Studierzimmer. Für das „Quartier 216“ wurde ein Lichtenberger Plattenbau zum Studentenwohnheim. Die Ein-Zimmer-Appartements kosten zwischen 300 und 400 Euro.
Studierzimmer. Für das „Quartier 216“ wurde ein Lichtenberger Plattenbau zum Studentenwohnheim. Die Ein-Zimmer-Appartements kosten zwischen 300 und 400 Euro.

© Promo

Das Berliner Studentenwerk verwaltet 9500 Wohnheimplätze, verteilt über die ganze Stadt. Die Zahl der Plätze sei rückläufig, sagt Sprecher Jürgen Morgenstern, weil angemietete Plätze aufgegeben werden mussten. „Dabei bräuchten wir eigentlich 500 zusätzliche Plätze in Hochschulnähe.“ Appelle an den Senat, den Neubau von Heimplätzen zu fördern, seien bislang verhallt.

Dabei heißt es im Koalitionsvertrag, man wolle die Zahl der Wohnheimplätze erhöhen. Die Stadtentwicklungsverwaltung sieht sich dafür aber nicht zuständig. Der Sprecher der Wissenschaftsverwaltung, Thorsten Metter, erklärt, man habe „das Thema perspektivisch im Blick“, erwarte aber für Studenten auf dem Berliner Wohnungsmarkt im Herbst „keine verschärfte Situation“. Übersetzt heißt das in etwa: kein Handlungsbedarf.

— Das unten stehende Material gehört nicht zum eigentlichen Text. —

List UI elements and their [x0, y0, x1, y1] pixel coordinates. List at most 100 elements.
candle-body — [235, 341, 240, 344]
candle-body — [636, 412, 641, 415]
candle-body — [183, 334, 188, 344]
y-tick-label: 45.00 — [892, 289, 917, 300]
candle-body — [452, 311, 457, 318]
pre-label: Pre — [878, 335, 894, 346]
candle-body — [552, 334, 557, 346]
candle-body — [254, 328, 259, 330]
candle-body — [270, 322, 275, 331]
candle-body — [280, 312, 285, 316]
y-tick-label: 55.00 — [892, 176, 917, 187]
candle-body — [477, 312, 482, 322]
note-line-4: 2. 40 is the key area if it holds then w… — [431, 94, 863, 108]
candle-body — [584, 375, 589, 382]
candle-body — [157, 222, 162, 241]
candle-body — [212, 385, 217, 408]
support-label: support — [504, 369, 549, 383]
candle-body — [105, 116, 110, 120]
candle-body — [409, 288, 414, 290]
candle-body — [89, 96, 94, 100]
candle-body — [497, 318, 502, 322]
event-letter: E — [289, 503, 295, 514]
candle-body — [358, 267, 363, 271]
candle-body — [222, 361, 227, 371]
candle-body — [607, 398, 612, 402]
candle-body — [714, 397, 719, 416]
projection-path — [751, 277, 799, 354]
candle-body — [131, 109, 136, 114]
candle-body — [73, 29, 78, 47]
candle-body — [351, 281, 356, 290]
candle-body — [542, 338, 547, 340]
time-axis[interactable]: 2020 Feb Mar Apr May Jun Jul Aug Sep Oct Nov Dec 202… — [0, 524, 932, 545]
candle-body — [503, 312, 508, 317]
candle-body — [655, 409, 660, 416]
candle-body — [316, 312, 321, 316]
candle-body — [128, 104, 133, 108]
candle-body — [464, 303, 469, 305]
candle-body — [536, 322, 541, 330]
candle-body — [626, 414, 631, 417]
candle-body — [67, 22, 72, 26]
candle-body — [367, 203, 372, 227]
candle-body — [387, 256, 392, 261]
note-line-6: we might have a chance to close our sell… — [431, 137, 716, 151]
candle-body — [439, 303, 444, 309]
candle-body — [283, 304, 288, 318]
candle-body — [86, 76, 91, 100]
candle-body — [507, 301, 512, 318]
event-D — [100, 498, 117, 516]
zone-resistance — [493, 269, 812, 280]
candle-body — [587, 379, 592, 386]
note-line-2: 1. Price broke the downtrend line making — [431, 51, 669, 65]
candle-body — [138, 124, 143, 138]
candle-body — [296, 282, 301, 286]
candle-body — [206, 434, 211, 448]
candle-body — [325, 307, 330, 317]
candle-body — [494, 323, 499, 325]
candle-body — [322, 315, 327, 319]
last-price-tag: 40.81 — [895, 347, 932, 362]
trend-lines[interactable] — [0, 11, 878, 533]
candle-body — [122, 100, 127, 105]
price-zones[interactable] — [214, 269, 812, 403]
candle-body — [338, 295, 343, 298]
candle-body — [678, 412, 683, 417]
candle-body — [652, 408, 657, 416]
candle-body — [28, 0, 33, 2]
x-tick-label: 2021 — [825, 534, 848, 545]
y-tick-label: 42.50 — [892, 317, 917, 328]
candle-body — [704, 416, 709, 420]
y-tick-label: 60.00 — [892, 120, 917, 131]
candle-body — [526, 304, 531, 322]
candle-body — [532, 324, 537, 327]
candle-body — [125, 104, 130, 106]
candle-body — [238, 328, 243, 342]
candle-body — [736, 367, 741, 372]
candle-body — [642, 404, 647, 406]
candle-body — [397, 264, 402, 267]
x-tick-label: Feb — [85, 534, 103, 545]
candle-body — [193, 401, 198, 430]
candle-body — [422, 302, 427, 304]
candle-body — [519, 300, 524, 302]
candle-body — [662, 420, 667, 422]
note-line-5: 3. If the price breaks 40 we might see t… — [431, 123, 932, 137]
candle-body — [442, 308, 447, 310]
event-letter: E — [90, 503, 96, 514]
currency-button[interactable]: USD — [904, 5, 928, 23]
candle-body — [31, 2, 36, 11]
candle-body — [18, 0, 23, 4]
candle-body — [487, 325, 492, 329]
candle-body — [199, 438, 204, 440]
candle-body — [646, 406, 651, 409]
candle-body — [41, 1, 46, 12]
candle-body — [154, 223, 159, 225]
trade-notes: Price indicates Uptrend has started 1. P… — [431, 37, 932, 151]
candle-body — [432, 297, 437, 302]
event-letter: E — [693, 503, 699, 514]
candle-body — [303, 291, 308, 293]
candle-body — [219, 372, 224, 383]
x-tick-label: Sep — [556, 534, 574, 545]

In den finanzstarken Bundesländern wie Bayern und Baden-Württemberg sind Programme zum Ausbau von Wohnheimen dagegen fest installiert. Bayern fördert den Neubau eines Wohnheimplatzes mit 25.000 Euro. Das Deutsche Studentenwerk fordert andere Länder auf, diesem Beispiel zu folgen und insgesamt 25.000 zusätzliche Plätze zu schaffen.

In Berlin gab es noch 2007 einen Leerstand in den Heimen von rund neun Prozent, der ist bis 2011 auf 2,3 Prozent abgeschmolzen. Tiefer kann der Wert gar nicht sinken, da Wohnungen und ganze Heime regelmäßig renoviert werden. Früher nutzten Studenten die Heime oft als erste Anlaufstelle in der unbekannten Großstadt, um sich nach wenigen Monaten in eine Altbau-WG nach Kreuzberg oder Friedrichshain zu verabschieden. Diese Strategie scheitert immer öfter an den steigenden Mieten.

Charlott Hoppe studiert Afrikanistik und sucht ein WG-Zimmer innerhalb des S-Bahn-Rings oder eine Wohnung, in die sie zusammen mit Freundinnen einziehen würde. Das mit der Wohnung hat sie nach vier Monaten Suche fast aufgegeben, viele WG-Zimmer seien um rund 100 Euro teurer geworden innerhalb eines Jahres. Zehn Quadratmeter würden schon mal für 250 Euro angeboten – „ganz schön krass“. Und wenn der Preis stimmt, müsse man im Zehn-Minuten-Casting noch gegen etliche Mitbewerber antreten.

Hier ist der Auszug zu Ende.